01.08.2012 | 11:03

Guter Bruterfolg bei Weißstörchen in Niederösterreich

Pernkopf: Optimaler Lebensraum zum Brüten

Mitte Juli wurden vom Verein BirdLife Österreich in Niederösterreich und im Burgenland insgesamt 179 von Weißstörchen besetzte Horste kontrolliert. Diese Kontrollen, die alljährlich durchgeführt werden, ergaben, dass heuer ein gutes Weißstorch-Jahr ist - es konnten insgesamt 380 Tiere gezählt werden, damit wurden in den vergangenen zwei Monaten durchschnittlich 2,12 Jungvögel pro besetztem Horst aufgezogen. In großen Teilen Niederösterreichs war beim Bruterfolg heuer ein Aufwärtstrend zu verzeichnen, in den Donau-Auen lag die Zahl der Jungvögel pro Horst bei durchschnittlich 3,1, in der Buckligen Welt bei 2,6 und im Waldviertel bei 2,2. Werte über zwei Jungvögel pro Horst sind in Österreich bereits als sehr guter Bruterfolg zu bezeichnen, 2008 war mit 2,3 ausgeflogenen Jungen pro Brutpaar ein Rekordjahr.

Für Niederösterreichs Umwelt-Landesrat Dr. Stephan Pernkopf ist die positive Entwicklung der Weißstorchpopulation ausgesprochen erfreulich: „Ich bin sehr stolz, dass die Weißstörche in Niederösterreich jedes Jahr einen optimalen Lebensraum zum Brüten vorfinden. Nicht zuletzt greift hier die Horstsicherung der BirdLife-Expertinnen und -Experten im Rahmen des vom Land Niederösterreich und dem Europäischen Fond für Regionalentwicklung geförderten Projekts CORO-SKAT".

Einzig im niederösterreichischen „Storchenparadies Nummer eins" - den March-Thaya-Auen - fällt der diesjährige Bruterfolg witterungsbedingt geringer aus als im Vorjahr. „Das Ausbleiben des Frühlingshochwassers in den March-Thaya-Auen hat immer auch Auswirkungen auf das Futterangebot der Störche", so Eva Karner-Ranner, Weißstorch-Expertin bei BirdLife Österreich.

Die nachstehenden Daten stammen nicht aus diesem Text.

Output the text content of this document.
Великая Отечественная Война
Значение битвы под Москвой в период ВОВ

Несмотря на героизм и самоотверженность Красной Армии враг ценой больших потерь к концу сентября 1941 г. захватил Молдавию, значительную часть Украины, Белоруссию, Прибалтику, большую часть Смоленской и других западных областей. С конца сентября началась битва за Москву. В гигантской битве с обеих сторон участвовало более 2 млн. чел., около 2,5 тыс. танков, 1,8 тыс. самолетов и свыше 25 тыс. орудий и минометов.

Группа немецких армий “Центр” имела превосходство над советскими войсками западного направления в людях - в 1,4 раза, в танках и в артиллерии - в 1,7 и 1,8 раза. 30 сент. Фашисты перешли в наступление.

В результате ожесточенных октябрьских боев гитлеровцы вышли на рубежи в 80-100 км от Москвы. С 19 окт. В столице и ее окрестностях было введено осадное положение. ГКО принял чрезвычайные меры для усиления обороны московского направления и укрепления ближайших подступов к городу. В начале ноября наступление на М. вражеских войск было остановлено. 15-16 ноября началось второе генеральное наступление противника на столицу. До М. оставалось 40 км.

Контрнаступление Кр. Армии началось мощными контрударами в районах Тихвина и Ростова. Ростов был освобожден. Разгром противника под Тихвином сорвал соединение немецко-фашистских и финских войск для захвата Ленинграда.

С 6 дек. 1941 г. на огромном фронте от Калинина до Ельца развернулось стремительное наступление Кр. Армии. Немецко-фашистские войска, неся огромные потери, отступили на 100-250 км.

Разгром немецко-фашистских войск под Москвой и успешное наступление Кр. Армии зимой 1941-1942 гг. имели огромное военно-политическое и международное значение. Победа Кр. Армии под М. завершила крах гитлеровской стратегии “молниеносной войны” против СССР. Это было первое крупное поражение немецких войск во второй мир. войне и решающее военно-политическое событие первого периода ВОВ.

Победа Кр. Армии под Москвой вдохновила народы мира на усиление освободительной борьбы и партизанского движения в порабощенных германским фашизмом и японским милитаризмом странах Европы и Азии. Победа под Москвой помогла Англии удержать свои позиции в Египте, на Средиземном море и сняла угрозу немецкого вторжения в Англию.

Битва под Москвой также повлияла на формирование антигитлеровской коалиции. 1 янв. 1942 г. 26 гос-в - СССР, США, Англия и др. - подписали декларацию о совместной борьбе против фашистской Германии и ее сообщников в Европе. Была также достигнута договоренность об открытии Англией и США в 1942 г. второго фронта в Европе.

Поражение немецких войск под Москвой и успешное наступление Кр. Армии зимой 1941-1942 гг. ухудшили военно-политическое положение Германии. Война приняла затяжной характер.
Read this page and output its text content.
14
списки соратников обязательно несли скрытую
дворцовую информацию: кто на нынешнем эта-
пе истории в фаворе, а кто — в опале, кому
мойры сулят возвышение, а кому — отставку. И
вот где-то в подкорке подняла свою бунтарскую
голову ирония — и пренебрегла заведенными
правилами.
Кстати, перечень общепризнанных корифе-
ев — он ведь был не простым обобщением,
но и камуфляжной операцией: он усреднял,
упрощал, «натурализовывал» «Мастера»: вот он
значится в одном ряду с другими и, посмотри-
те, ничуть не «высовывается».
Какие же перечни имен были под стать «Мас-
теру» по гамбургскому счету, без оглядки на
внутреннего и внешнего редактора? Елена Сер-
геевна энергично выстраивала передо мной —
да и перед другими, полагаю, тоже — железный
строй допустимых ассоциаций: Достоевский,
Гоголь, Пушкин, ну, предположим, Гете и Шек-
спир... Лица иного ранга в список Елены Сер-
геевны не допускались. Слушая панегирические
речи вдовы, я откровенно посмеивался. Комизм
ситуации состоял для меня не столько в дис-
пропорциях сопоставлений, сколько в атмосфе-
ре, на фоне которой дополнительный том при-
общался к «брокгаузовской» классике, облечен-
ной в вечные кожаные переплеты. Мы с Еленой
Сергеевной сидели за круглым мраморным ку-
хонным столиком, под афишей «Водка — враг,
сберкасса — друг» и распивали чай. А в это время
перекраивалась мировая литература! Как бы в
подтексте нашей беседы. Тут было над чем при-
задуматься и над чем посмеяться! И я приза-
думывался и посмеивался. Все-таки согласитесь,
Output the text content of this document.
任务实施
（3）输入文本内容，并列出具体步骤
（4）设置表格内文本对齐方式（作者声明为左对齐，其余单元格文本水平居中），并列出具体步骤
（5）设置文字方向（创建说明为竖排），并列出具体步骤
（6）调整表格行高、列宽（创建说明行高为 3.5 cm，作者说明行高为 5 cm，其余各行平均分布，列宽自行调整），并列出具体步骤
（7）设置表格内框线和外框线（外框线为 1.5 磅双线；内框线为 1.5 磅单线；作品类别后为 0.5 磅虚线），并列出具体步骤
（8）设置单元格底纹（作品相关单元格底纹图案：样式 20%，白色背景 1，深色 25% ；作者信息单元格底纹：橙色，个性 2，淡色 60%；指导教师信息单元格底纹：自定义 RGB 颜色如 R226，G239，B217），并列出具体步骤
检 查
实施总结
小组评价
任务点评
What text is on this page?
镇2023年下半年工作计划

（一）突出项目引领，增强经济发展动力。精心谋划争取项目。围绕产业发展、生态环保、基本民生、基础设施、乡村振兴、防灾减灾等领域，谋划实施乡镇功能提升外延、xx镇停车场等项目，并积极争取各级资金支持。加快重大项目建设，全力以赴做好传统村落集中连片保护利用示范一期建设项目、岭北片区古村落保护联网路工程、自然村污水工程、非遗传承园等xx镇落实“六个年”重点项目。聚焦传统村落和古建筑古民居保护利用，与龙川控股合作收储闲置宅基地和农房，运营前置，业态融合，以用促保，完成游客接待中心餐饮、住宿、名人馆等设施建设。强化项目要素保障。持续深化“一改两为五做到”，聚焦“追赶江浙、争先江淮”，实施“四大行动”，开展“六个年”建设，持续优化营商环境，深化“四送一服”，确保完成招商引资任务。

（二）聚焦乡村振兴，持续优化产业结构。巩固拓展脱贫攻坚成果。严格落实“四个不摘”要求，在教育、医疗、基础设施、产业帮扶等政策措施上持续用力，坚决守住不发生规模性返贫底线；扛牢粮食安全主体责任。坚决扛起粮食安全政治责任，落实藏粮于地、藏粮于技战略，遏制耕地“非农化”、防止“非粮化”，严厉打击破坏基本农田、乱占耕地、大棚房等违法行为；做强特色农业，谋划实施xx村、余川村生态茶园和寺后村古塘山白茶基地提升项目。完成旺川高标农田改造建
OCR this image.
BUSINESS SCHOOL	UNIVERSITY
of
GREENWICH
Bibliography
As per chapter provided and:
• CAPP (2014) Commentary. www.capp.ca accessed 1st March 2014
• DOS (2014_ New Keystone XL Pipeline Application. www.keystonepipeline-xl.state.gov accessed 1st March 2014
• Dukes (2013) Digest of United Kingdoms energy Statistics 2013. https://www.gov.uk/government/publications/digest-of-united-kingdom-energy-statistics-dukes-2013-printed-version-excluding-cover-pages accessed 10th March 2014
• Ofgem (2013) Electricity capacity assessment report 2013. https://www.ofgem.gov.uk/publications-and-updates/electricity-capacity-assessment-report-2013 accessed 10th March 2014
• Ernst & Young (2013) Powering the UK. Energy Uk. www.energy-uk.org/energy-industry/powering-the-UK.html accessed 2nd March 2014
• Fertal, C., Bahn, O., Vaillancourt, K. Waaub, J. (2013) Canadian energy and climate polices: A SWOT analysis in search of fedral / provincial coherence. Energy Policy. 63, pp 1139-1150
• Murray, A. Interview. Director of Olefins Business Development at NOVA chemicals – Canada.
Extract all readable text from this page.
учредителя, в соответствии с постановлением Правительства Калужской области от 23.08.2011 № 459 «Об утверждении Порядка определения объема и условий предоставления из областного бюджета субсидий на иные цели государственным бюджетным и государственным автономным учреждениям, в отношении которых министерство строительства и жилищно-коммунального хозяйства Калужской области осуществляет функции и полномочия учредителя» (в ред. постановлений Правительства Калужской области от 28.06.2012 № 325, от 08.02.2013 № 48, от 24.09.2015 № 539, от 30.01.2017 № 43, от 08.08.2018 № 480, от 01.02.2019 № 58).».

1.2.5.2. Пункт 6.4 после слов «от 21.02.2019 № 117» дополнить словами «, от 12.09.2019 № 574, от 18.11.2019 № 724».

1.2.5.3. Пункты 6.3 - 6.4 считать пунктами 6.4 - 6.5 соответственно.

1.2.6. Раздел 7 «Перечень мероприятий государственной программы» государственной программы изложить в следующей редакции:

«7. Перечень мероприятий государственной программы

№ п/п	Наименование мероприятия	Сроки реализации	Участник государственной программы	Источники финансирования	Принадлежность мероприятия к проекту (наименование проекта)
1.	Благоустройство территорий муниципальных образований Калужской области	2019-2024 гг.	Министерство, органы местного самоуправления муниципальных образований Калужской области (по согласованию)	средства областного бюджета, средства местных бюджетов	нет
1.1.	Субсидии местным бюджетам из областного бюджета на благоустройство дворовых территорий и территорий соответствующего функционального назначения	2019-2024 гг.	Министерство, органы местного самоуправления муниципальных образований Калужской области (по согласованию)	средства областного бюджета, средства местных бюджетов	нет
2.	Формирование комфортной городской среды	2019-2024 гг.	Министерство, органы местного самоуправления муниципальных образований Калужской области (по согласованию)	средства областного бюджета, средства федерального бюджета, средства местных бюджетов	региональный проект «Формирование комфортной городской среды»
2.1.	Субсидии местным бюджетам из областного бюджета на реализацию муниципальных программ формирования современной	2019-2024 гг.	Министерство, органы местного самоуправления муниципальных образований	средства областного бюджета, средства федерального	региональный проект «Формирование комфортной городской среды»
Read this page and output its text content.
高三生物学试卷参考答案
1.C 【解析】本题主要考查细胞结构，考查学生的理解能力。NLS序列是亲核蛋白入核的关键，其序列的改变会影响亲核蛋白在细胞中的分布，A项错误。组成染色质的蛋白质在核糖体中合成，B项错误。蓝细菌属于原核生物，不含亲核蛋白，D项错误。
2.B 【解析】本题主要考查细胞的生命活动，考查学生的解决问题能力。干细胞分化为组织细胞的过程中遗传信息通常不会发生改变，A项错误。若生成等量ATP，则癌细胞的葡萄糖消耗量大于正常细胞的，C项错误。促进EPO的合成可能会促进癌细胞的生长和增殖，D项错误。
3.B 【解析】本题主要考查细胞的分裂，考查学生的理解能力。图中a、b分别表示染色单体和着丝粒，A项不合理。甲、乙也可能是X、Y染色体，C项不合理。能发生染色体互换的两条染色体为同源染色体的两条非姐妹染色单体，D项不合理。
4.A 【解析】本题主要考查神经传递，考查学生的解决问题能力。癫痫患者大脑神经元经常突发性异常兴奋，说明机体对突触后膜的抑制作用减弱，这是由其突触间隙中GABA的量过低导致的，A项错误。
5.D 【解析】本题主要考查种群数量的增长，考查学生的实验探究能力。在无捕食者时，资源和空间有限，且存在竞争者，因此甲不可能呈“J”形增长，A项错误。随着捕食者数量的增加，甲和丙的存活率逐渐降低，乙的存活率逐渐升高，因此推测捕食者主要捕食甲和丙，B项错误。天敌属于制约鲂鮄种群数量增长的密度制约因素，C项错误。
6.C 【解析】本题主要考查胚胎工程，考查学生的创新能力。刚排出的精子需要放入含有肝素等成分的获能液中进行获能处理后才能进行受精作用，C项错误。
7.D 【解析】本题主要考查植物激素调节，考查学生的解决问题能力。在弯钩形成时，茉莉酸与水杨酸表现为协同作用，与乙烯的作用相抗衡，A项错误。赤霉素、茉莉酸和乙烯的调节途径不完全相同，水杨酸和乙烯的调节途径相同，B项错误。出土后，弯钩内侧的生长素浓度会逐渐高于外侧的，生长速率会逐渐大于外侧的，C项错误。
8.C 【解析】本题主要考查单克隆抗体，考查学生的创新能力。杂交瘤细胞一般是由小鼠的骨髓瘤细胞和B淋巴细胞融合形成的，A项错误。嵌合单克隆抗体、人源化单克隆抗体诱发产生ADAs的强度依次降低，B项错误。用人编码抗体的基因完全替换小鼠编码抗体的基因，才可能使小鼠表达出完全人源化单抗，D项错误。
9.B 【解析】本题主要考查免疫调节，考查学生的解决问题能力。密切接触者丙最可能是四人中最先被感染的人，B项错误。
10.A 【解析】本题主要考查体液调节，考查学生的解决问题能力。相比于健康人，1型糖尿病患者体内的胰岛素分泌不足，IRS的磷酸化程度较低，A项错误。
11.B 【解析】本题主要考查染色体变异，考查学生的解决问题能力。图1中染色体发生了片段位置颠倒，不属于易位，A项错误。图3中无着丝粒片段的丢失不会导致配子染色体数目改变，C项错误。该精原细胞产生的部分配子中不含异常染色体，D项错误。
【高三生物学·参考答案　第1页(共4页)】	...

Der Bruterfolg des Weißstorchs wird im Wesentlichen von zwei Kriterien bestimmt: dem Nahrungsangebot für die Jungen und der Witterung speziell im Juni. Je mehr Futter - insbesondere Insekten - die Altstörche finden, umso mehr Jungvögel können überleben. Die bereits älteren Jungvögel erhalten von ihren Eltern Mäuse als Nahrung. Da heuer in weiten Teilen Ostösterreichs aufgrund einer guten Buchen- und Eichelmast im vergangenen Jahr ein gutes Mäusejahr zu verzeichnen ist, hat sich dies auch positiv auf den Bruterfolg der Störche ausgewirkt.